Le refus de traiter ce sujet constitue aujourd’hui le vrai laxisme.

Dans une démocratie courageuse, un tel sujet devrait pourtant pouvoir susciter le débat.

Des exemples étrangers peuvent d’ailleurs nous éclairer. La solution de la légalisation n’apparaît alors pas comme une lubie, un renoncement ou une facilité, mais au contraire comme une solution d’ailleurs réclamée par le corps médical notamment ou les spécialistes en matière de lutte contre les addictions à l’image de l’ANPAA (l’Association Nationale de Prévention en Alcoologie et Addictologie).

Pour de nombreux spécialistes du sujet, légaliser c’est avant tout :

•          Encadrer et règlementer la consommation, vis-à-vis des mineurs notamment

•          Contrôler et garantir la sécurité sanitaire des produits

•          Permettre un meilleur traitement des addictions, c’est-à-dire des malades, que l’on
considérerait d’abord comme tels avant de les prendre pour des délinquants.
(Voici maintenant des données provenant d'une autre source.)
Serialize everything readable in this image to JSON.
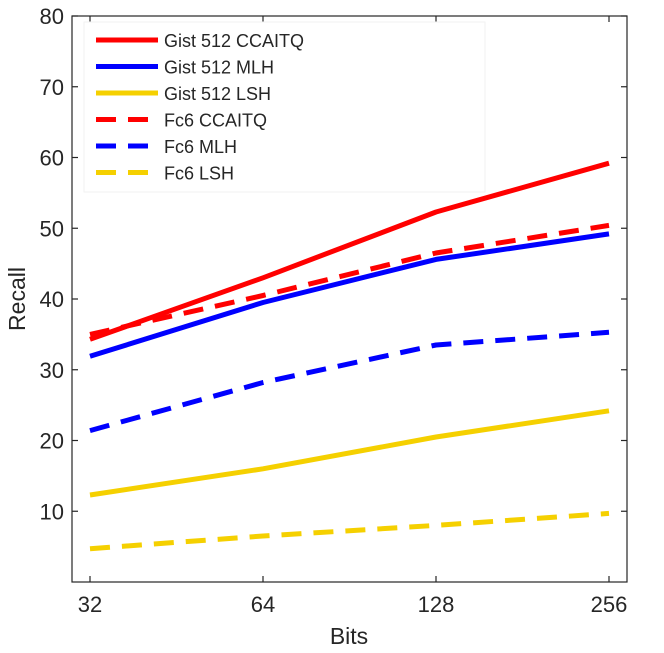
{
  "chart_data": {
    "type": "line",
    "xlabel": "Bits",
    "ylabel": "Recall",
    "x": [
      32,
      64,
      128,
      256
    ],
    "x_tick_labels": [
      "32",
      "64",
      "128",
      "256"
    ],
    "x_scale": "log2",
    "xlim": [
      32,
      256
    ],
    "ylim": [
      0,
      80
    ],
    "y_ticks": [
      10,
      20,
      30,
      40,
      50,
      60,
      70,
      80
    ],
    "y_tick_labels": [
      "10",
      "20",
      "30",
      "40",
      "50",
      "60",
      "70",
      "80"
    ],
    "grid": false,
    "legend_position": "top-left",
    "series": [
      {
        "name": "Gist 512 CCAITQ",
        "color": "#ff0000",
        "style": "solid",
        "values": [
          34.3,
          43.0,
          52.3,
          59.2
        ]
      },
      {
        "name": "Gist 512 MLH",
        "color": "#0000ff",
        "style": "solid",
        "values": [
          31.9,
          39.5,
          45.6,
          49.2
        ]
      },
      {
        "name": "Gist 512 LSH",
        "color": "#f5d000",
        "style": "solid",
        "values": [
          12.3,
          16.0,
          20.5,
          24.2
        ]
      },
      {
        "name": "Fc6 CCAITQ",
        "color": "#ff0000",
        "style": "dashed",
        "values": [
          35.0,
          40.5,
          46.5,
          50.4
        ]
      },
      {
        "name": "Fc6 MLH",
        "color": "#0000ff",
        "style": "dashed",
        "values": [
          21.4,
          28.2,
          33.5,
          35.3
        ]
      },
      {
        "name": "Fc6 LSH",
        "color": "#f5d000",
        "style": "dashed",
        "values": [
          4.7,
          6.5,
          8.0,
          9.7
        ]
      }
    ]
  }
}
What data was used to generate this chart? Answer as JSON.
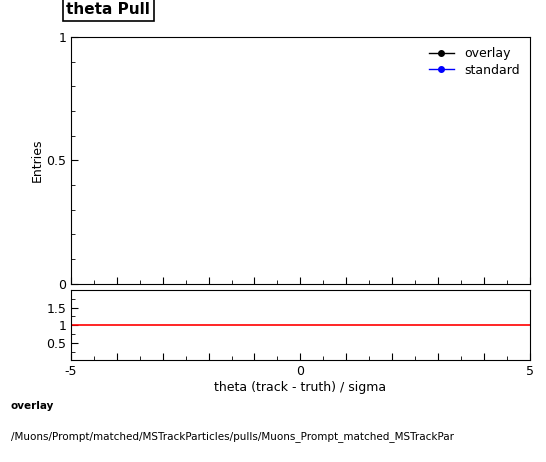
{
  "title": "theta Pull",
  "ylabel_main": "Entries",
  "xlabel": "theta (track - truth) / sigma",
  "xlim": [
    -5,
    5
  ],
  "ylim_main": [
    0,
    1
  ],
  "ylim_ratio": [
    0,
    2
  ],
  "ratio_yticks": [
    0.5,
    1.0,
    1.5
  ],
  "main_yticks": [
    0,
    0.5,
    1.0
  ],
  "main_yticklabels": [
    "0",
    "0.5",
    "1"
  ],
  "ratio_yticklabels": [
    "0.5",
    "1",
    "1.5"
  ],
  "xticks_major": [
    -5,
    -4,
    -3,
    -2,
    -1,
    0,
    1,
    2,
    3,
    4,
    5
  ],
  "xtick_labels": [
    "-5",
    "",
    "",
    "",
    "",
    "0",
    "",
    "",
    "",
    "",
    "5"
  ],
  "overlay_color": "#000000",
  "standard_color": "#0000ff",
  "ratio_line_color": "#ff0000",
  "ratio_line_y": 1.0,
  "legend_labels": [
    "overlay",
    "standard"
  ],
  "footer_line1": "overlay",
  "footer_line2": "/Muons/Prompt/matched/MSTrackParticles/pulls/Muons_Prompt_matched_MSTrackPar",
  "title_fontsize": 11,
  "axis_fontsize": 9,
  "legend_fontsize": 9,
  "footer_fontsize": 7.5,
  "background_color": "#ffffff"
}
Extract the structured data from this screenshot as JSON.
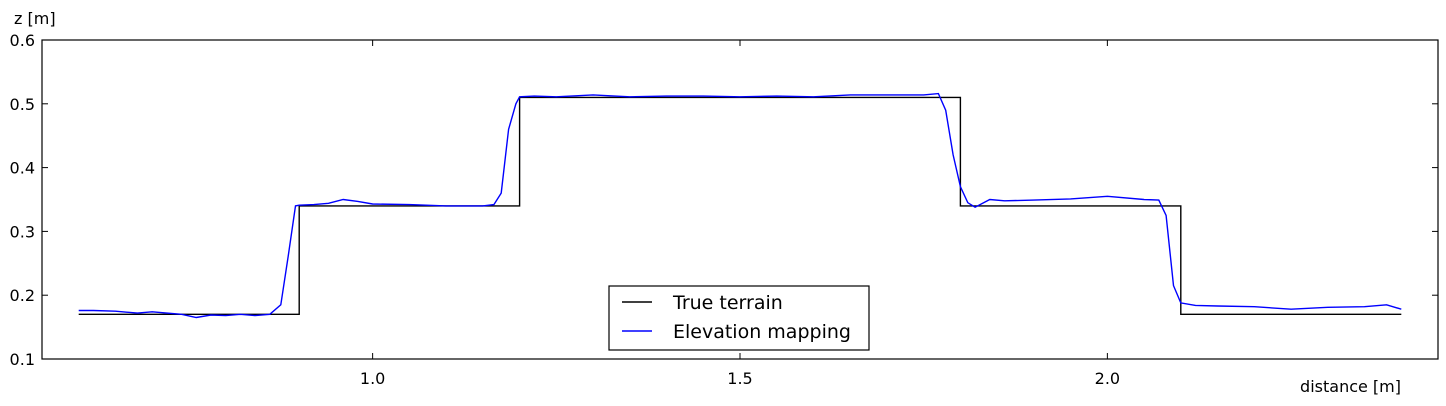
{
  "chart_data": {
    "type": "line",
    "title": "",
    "xlabel": "distance [m]",
    "ylabel": "z [m]",
    "xlim": [
      0.55,
      2.45
    ],
    "ylim": [
      0.1,
      0.6
    ],
    "xticks": [
      1.0,
      1.5,
      2.0
    ],
    "xtick_labels": [
      "1.0",
      "1.5",
      "2.0"
    ],
    "yticks": [
      0.1,
      0.2,
      0.3,
      0.4,
      0.5,
      0.6
    ],
    "ytick_labels": [
      "0.1",
      "0.2",
      "0.3",
      "0.4",
      "0.5",
      "0.6"
    ],
    "grid": false,
    "legend_position": "lower-center",
    "series": [
      {
        "name": "True terrain",
        "color": "#000000",
        "x": [
          0.6,
          0.9,
          0.9,
          1.2,
          1.2,
          1.8,
          1.8,
          2.1,
          2.1,
          2.4
        ],
        "y": [
          0.17,
          0.17,
          0.34,
          0.34,
          0.51,
          0.51,
          0.34,
          0.34,
          0.17,
          0.17
        ]
      },
      {
        "name": "Elevation mapping",
        "color": "#0000ff",
        "x": [
          0.6,
          0.62,
          0.65,
          0.68,
          0.7,
          0.72,
          0.74,
          0.76,
          0.78,
          0.8,
          0.82,
          0.84,
          0.86,
          0.875,
          0.885,
          0.895,
          0.9,
          0.92,
          0.94,
          0.96,
          0.98,
          1.0,
          1.05,
          1.1,
          1.15,
          1.165,
          1.175,
          1.185,
          1.195,
          1.2,
          1.22,
          1.25,
          1.3,
          1.35,
          1.4,
          1.45,
          1.5,
          1.55,
          1.6,
          1.65,
          1.7,
          1.75,
          1.77,
          1.78,
          1.79,
          1.8,
          1.81,
          1.82,
          1.84,
          1.86,
          1.9,
          1.95,
          2.0,
          2.05,
          2.07,
          2.08,
          2.09,
          2.1,
          2.12,
          2.15,
          2.2,
          2.25,
          2.3,
          2.35,
          2.38,
          2.4
        ],
        "y": [
          0.176,
          0.176,
          0.175,
          0.172,
          0.174,
          0.172,
          0.17,
          0.165,
          0.169,
          0.168,
          0.17,
          0.168,
          0.17,
          0.185,
          0.26,
          0.34,
          0.341,
          0.342,
          0.344,
          0.35,
          0.347,
          0.343,
          0.342,
          0.34,
          0.34,
          0.342,
          0.36,
          0.46,
          0.5,
          0.511,
          0.512,
          0.511,
          0.514,
          0.511,
          0.512,
          0.512,
          0.511,
          0.512,
          0.511,
          0.514,
          0.514,
          0.514,
          0.516,
          0.49,
          0.42,
          0.37,
          0.345,
          0.338,
          0.35,
          0.348,
          0.349,
          0.351,
          0.355,
          0.35,
          0.349,
          0.325,
          0.215,
          0.188,
          0.184,
          0.183,
          0.182,
          0.178,
          0.181,
          0.182,
          0.185,
          0.178
        ]
      }
    ]
  }
}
•          Attaquer les trafiquants au porte-monnaie.

•          Concentrer l’activité de la Police sur ces gros trafiquants, notamment de drogues « dures ».

L’aspect économique, s’il doit être le dernier considéré, est également intéressant à mettre en lumière. Une production, encadrée, contrôlée, pourrait permettre une production agricole française et  donc des débouchés locaux pour une agriculture en pleine mutation. Le cadre règlementaire strict auquel sont soumis nos agriculteurs, serait alors un gage d’une sécurité sanitaire de la filière.

D’un point de vue financier, cette production et cette consommation locale serait soumise à un système de taxation de la part de l’Etat dont les rentrées fiscales importantes pourraient être orientées sur la prévention et la santé ou encore la lutte contre les trafics de drogues « dures ».

Bien sûr cette hypothèse nécessite un travail conséquent et ne saurait se concrétiser sans une étude très approfondie.

Face au cannabis, au-delà des formules, ayons un vrai débat, les Français y sont prêts.